Presidente da Câmara destacou que a medida traz estabilidade e segurança para a produção nacional
Estadao Conteudo | 16:12 – 14/07/2026

(FOLHAPRESS) Os efeitos do aumento de 30% para 32% do teor de etanol anidro na gasolina não devem prejudicar os 37,9 milhões de veículos flex que circulam pelo Brasil. Esse número, porém, não conta toda a história. A falta de testes de durabilidade pode representar um problema para os 4,7 milhões de modelos movidos exclusivamente pelo combustível de origem fóssil.
Os números constam da edição de 2026 do Relatório da Frota Circulante, publicado pelo Sindipeças (Sindicato Nacional da Indústria de Componentes para Veículos Automotores), com dados referentes a 2025.
O documento mostra uma queda significativa na circulação de carros movidos a gasolina nos últimos dez anos. Em 2016, eram 11,9 milhões. Ainda assim, esses veículos continuam comuns, tanto entre modelos antigos quanto nas concessionárias.
O protocolo para a adoção do E30 foi definido em dezembro de 2024. Ao longo do ano seguinte, coube ao IMT (Instituto Mauá de Tecnologia), parceiro da Folha em testes veiculares, avaliar carros populares dos anos 1990, época em que o teor de etanol anidro na gasolina era de 22%, e modelos importados com cerca de dez anos de uso abastecidos com a nova mistura.
Os resultados mostraram que, no curto prazo, os problemas se limitariam a um pequeno aumento no consumo de combustível. Como margem de segurança, as avaliações também utilizaram o E32, aprovado agora. Não foram realizados, porém, testes de durabilidade, que exigiriam mais tempo.
Renato Romio, professor e chefe do Laboratório de Motores e Veículos do IMT, explica que os critérios foram definidos por um comitê formado por representantes de diferentes entidades, incluindo governo e montadoras, e aplicados pelo instituto.
“As partes dos testes relativas à dirigibilidade dos veículos, com avaliação da partida a frio, foram feitas com 32% de etanol anidro adicionado à gasolina, devido à margem de tolerância de dois pontos percentuais”, afirma Romio. “A medição de emissões foi feita com o E30, mas as avaliações de durabilidade não foram realizadas.”
O professor explica que cabe ao CNPE (Conselho Nacional de Política Energética) decidir se as informações solicitadas são suficientes e, a partir daí, aprovar ou rejeitar mudanças no teor de etanol da gasolina.
Na prática, os problemas já ocorrem há algum tempo, principalmente em veículos importados equipados com sistemas mais sofisticados de injeção eletrônica.

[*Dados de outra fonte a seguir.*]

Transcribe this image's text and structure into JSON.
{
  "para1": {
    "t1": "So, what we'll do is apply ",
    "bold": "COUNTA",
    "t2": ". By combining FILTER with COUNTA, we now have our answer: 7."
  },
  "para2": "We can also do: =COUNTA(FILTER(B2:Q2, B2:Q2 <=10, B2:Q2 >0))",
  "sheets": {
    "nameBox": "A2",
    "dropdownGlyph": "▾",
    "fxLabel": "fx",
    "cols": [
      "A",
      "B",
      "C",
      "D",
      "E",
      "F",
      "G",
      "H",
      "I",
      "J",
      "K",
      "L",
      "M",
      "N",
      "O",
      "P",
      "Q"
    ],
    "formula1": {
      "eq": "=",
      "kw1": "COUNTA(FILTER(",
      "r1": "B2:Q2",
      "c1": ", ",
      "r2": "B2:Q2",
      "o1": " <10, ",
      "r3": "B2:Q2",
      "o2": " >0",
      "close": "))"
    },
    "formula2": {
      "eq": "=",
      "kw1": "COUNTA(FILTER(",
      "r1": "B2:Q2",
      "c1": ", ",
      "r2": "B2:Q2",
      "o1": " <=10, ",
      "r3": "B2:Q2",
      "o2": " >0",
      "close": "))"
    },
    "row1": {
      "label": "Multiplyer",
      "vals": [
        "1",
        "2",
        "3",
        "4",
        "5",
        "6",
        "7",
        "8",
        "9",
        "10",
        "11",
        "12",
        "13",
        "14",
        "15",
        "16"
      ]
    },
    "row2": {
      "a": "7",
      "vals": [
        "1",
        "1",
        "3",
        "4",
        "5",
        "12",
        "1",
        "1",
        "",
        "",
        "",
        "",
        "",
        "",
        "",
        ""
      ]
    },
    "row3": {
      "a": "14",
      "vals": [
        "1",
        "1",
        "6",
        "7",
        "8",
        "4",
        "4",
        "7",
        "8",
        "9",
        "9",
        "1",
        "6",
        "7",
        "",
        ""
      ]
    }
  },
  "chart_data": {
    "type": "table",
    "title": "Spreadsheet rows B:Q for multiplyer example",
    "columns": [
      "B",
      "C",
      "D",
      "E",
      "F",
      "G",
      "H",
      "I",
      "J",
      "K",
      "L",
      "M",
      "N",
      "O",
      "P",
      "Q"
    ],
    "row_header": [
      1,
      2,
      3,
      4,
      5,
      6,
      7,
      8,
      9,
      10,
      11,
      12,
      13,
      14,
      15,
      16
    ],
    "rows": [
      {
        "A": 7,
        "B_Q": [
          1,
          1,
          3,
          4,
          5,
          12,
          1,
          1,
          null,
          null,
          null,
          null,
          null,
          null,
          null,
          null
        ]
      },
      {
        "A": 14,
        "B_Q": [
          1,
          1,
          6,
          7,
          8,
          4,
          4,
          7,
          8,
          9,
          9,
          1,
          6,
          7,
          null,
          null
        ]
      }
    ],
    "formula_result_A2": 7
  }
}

Esses modelos são mais sensíveis a combustíveis de baixa qualidade ou com teor elevado de etanol. Muitos foram homologados e produzidos antes das mudanças recentes na legislação.
“Neste momento, estamos fazendo o reparo de um Audi Q7 que apresentou problema com o combustível. O carro foi abastecido na estrada durante uma viagem e não havia gasolina premium disponível nos postos, sendo necessário usar a comum”, afirma Bruno Tinoco, proprietário da oficina Motorfast.
“Retiramos o combustível na oficina, reabastecemos com a Podium, linha premium dos postos Petrobras, e realizamos alguns procedimentos para normalizar o funcionamento e apagar a luz de falha do sistema de injeção.”
A gasolina premium mencionada por Tinoco não se restringe à Podium. A Ipiranga Ipimax Pro e a Shell V-Power apresentam características semelhantes, como maior octanagem e, principalmente, teor de etanol limitado a 25%. O preço, contudo, é elevado. Em postos de São Paulo, o litro se aproxima de R$ 10.
“Esses carros importados já chegaram ao Brasil sofrendo com uma gasolina com teor elevado de etanol. Um automóvel desenvolvido, por exemplo, para o combustível europeu e abastecido com a gasolina comum brasileira pode apresentar problemas como carbonização, que provoca falhas na vedação dos cilindros”, afirma o dono da Motorfast.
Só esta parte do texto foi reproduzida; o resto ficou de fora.